はっ、と思い、私は手に持っていたマフィンを背中に隠した。なるべく自然になるように。こいつに見つかって奪われにでもしたら、私のせっかくの手作りマフィンを珠美ちゃんにあげれなくなっちゃうじゃないの…!


「べ、別に、後ろから話しかけられたらびっくりしますがなにか」
「何隠したんだお前」


!!?自然に自然に隠したつもりだったのに、うまくかわしたつもりだったのに、なんだこいつの洞察力はおかしいだろ


「別に、何も、隠してないけど」
「ふうん。で、マフィンは?」
「×○★▽♯!!?」


なんなんだこいつー!めんどくせー!うぜー!!せっかくの私の焼いたマフィンを、奪い取る気か!


「持ってるんだろ?おまえの班で焼いたって聞いたぞ」
「ややや焼いてないけど」
「ちょうど甘いものが食べたくてな」
「いやお前の班こそアップルパイ焼いてただろ!知ってるんだからなお前がアップルパイに対してこげてるだのシナモン臭いだの言って女の子が半泣きだったの!」
「これか」
「!!?」


ひょい、と宝生綾芽は、後ろに隠していたマフィンを取り上げやがった。なんだこいつの身体能力半端ねえ!(腕長っ!)

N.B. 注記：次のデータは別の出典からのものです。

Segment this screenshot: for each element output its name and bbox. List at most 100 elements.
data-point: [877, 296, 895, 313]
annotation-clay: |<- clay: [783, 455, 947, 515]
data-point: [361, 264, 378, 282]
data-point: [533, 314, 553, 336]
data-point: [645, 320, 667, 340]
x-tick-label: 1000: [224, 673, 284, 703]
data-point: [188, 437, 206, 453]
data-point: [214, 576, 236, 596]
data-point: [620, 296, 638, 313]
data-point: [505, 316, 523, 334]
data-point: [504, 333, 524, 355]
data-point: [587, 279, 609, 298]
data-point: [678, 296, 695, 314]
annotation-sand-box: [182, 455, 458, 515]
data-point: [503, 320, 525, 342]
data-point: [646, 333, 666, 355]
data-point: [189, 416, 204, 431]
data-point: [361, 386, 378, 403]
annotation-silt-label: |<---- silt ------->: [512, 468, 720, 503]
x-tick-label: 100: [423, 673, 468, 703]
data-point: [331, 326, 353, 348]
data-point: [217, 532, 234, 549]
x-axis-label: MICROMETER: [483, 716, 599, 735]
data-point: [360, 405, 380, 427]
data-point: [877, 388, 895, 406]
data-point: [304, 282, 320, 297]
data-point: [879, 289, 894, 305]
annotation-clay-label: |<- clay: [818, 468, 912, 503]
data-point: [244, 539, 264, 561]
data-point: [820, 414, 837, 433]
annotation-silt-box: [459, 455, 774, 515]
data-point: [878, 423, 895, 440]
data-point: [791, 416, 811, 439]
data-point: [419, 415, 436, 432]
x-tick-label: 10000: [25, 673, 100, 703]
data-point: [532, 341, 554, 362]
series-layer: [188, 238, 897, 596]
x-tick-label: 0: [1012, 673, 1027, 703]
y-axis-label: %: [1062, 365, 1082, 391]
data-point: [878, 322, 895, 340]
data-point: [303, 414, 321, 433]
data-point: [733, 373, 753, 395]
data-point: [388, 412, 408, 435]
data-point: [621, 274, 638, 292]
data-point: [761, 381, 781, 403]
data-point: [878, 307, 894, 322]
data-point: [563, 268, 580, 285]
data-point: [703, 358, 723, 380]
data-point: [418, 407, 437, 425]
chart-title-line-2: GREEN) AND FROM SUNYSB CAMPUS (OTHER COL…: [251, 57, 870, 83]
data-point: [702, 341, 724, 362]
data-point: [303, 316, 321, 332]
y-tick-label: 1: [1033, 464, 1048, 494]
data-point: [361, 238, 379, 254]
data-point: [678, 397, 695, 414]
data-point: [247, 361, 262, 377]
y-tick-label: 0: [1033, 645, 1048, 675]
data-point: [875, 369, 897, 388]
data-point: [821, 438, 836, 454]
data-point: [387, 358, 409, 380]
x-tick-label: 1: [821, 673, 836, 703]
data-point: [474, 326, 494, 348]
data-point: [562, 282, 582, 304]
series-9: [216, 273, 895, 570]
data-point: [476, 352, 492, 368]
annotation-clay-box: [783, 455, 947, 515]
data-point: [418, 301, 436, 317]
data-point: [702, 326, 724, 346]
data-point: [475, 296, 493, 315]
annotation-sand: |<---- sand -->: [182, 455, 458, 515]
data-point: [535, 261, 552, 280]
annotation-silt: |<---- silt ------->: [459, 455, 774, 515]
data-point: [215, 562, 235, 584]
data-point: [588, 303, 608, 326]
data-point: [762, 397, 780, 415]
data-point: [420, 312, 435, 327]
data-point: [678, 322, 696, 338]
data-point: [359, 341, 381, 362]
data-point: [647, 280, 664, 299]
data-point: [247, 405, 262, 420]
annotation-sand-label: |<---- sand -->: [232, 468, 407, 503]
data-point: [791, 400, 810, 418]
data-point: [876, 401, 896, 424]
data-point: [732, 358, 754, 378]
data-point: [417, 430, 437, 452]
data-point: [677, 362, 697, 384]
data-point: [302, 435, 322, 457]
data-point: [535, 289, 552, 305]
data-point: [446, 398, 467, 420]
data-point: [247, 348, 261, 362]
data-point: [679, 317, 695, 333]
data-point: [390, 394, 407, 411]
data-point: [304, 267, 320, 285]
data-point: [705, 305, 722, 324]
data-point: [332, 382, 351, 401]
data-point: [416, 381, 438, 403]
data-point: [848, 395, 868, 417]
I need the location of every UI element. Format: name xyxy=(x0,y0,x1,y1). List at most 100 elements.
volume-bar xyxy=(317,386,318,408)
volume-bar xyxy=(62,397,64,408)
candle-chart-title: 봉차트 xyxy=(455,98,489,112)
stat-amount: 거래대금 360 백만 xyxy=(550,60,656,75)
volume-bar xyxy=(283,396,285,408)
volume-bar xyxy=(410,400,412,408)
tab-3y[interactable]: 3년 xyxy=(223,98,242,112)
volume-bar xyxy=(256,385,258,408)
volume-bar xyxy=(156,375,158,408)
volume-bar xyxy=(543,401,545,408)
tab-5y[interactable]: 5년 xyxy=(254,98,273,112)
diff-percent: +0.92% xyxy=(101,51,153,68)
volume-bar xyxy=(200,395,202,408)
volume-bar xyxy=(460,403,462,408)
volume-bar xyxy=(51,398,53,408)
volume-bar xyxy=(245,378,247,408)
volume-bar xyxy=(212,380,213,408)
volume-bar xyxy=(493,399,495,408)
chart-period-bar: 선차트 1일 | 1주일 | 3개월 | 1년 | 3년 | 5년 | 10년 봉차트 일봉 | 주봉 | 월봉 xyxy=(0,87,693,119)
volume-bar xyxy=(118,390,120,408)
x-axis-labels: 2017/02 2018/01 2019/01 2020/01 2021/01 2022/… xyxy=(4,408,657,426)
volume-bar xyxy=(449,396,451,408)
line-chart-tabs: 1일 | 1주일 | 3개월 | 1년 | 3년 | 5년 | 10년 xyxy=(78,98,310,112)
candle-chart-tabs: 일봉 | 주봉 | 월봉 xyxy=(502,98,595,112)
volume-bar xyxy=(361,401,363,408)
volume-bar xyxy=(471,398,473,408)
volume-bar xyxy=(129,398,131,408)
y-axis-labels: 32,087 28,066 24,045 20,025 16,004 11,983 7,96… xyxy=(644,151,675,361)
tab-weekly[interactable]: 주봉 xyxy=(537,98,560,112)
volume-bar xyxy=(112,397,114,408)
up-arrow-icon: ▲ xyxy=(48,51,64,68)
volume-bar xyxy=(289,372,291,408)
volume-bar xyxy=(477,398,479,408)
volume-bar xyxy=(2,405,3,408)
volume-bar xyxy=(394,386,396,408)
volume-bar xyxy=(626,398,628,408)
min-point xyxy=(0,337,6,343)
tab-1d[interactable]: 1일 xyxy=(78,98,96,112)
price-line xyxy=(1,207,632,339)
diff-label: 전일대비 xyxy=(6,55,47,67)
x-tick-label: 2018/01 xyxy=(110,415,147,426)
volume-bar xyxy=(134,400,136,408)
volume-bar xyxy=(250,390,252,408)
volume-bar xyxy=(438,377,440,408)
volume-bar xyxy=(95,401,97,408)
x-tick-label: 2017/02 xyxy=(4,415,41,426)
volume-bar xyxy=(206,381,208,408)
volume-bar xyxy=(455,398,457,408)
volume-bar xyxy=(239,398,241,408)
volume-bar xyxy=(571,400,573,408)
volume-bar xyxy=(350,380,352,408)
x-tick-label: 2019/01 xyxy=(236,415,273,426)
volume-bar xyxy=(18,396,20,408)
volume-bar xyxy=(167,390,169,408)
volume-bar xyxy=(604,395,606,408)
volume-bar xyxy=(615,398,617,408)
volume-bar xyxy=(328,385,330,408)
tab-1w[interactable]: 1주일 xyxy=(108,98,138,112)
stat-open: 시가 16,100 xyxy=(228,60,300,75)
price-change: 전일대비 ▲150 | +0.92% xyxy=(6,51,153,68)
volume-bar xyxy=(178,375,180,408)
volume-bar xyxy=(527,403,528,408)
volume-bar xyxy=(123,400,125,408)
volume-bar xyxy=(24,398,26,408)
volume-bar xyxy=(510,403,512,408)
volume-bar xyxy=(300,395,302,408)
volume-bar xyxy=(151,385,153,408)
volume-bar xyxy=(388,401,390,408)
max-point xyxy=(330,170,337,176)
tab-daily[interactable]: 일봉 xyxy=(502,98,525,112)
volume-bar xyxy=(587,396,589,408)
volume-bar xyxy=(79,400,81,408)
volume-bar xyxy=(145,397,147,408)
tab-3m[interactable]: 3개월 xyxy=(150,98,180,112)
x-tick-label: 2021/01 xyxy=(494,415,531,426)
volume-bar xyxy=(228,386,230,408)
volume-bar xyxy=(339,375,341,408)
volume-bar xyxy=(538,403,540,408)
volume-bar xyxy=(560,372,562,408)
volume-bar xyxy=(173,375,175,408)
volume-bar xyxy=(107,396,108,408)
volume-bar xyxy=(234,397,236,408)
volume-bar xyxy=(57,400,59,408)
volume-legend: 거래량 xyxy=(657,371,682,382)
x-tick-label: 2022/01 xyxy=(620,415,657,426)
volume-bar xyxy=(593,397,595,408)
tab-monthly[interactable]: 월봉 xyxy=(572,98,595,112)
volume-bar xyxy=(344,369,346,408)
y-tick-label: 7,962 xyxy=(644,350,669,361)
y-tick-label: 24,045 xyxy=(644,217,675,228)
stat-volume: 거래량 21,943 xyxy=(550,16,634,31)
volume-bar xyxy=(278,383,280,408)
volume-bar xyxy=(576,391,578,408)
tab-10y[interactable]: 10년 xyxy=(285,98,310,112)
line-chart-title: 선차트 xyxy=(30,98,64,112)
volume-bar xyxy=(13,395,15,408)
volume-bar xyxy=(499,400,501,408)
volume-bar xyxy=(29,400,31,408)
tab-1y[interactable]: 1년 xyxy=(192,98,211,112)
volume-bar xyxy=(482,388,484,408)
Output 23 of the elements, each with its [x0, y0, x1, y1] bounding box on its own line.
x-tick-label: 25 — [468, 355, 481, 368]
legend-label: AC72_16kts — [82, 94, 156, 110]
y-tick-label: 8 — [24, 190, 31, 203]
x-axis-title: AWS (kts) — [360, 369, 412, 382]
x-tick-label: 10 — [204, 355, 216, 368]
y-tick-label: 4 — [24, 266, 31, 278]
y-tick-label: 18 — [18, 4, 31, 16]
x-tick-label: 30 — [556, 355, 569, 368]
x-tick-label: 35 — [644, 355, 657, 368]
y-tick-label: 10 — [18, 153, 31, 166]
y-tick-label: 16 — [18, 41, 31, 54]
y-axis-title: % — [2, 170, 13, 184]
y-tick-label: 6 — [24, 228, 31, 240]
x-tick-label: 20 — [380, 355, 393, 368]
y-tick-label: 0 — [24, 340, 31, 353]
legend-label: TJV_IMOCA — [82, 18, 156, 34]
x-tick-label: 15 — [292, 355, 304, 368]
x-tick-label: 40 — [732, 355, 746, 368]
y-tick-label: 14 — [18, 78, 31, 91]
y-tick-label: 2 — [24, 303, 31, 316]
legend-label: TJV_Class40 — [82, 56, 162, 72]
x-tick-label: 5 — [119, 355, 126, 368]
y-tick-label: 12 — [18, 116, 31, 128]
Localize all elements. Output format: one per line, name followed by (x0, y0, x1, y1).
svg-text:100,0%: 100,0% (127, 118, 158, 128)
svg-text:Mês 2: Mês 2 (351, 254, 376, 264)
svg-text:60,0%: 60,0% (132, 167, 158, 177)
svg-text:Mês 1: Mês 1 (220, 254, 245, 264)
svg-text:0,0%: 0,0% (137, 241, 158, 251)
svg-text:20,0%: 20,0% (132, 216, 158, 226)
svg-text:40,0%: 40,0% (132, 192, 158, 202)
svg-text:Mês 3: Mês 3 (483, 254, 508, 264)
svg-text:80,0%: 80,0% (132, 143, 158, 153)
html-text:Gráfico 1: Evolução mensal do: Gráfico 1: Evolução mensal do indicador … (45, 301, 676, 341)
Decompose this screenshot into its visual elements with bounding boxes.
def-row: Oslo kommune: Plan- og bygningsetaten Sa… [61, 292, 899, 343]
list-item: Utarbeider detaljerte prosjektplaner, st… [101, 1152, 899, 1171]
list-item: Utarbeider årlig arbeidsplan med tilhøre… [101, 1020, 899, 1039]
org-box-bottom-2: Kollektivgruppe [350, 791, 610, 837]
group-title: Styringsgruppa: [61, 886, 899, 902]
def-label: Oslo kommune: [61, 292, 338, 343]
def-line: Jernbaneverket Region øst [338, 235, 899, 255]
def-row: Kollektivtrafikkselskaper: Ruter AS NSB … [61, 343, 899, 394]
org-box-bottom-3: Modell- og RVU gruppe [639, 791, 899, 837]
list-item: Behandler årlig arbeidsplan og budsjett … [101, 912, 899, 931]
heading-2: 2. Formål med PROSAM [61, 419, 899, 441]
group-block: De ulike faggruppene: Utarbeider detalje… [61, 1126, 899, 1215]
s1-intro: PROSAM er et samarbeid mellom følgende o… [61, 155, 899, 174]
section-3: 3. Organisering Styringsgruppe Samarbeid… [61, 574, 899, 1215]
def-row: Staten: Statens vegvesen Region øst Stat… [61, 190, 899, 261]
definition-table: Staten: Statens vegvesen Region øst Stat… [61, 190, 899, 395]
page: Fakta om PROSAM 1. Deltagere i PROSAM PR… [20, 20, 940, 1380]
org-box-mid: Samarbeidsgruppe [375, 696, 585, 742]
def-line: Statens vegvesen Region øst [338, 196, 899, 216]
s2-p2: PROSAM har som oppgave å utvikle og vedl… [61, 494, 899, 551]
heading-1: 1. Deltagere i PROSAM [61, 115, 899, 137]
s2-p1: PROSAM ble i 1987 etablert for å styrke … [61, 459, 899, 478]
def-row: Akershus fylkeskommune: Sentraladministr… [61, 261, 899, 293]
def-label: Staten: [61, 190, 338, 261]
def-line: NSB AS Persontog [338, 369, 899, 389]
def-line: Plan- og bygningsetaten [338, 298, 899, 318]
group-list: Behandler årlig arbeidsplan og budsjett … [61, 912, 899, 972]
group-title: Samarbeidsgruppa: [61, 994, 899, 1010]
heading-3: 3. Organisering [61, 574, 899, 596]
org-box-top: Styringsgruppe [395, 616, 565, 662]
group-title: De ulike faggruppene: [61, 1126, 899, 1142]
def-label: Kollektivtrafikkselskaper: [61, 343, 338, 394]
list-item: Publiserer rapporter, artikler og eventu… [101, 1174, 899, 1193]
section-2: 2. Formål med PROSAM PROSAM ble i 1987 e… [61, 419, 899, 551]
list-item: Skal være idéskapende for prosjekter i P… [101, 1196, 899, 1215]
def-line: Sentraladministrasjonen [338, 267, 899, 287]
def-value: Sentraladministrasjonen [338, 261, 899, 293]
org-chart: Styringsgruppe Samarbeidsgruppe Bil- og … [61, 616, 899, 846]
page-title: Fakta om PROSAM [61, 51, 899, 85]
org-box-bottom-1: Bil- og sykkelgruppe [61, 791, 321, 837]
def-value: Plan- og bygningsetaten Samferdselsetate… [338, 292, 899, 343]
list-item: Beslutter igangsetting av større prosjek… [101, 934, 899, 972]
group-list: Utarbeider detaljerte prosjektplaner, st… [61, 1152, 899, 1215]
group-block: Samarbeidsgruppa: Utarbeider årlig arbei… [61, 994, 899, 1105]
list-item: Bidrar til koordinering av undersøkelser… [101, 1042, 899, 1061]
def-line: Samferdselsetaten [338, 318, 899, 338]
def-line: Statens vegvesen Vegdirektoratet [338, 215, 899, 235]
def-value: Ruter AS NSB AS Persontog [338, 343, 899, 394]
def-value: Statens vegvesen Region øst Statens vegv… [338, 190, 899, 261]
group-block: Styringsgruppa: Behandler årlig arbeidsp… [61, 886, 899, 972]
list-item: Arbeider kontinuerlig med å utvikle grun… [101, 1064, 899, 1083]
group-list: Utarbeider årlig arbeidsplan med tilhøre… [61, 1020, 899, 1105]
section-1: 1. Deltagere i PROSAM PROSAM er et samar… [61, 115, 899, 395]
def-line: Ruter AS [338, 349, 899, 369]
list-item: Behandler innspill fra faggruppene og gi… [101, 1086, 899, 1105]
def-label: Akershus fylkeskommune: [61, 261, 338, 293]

「だだだだめー!それ珠美ちゃんにあげるんだから!せっかくうまく焼けたんだから!」
「ほう」
「私の焼いたマフィンなんかよりほかの班の女の子の食べてあげなよ!絶対そっちのがおいしいって!」
「いらん」
「なんでー!?」
「料理上手くないお前が焼いたマフィンを、桐原なんかに食べさせていいと思ってるのか?」
「うっ……」


宝生綾芽の言うことは正しいかもしれない。でも、私だって一生懸命焼いたんだ。珠美ちゃんに食べて、おいしいねニコってしてもらいたいんだ。

ぺり、という音がして、顔を上げれば、ちょうど宝生綾芽が口をあーん、と開け、マフィンを食べるところだった。そこからスローモーションで見えた。みるみるうちに口に近づくマフィン、ぱく、と食べられたマフィン、もぐ、という音。


「あああああああ!!!」


もぐ、もぐ、とゆっくり味わうように宝生綾芽はそれを食べた。(私の!マフィン!) 見せつけるように、ゆっくりと。


「私のマフィン!!!」
「ん、甘い」
「悪かったな甘くて!なんで食べるんだよくそ宝生!死ね!死んで詫びろ!」

「美味いよ、とっても」


私が罵る中、宝生綾芽は、いつも珠美ちゃんにしか見せないような、ほわん、とした笑顔を私に見せて、そう言った。


「多分、オレが今までで食った中で一番美味い」
「……は」


宝生綾芽は私の腕をつかみ、その手のひらに、なにかをのせた。


「お前の班の女子にもらったマフィン、やるから」
「……は」


じゃあ、と奴はきびすを返して、廊下を歩いていった。私は、呆然と廊下に、立ち尽くす。


『一番美味い』


そのフレーズがずっと私の頭の中でぐわんぐわん、と響いていた。一番美味い。オレが食った中で。いままで。美味い。


「っばっか綾芽ーーーーー!!!」


私の泣きそうな声が、廊下に響いた。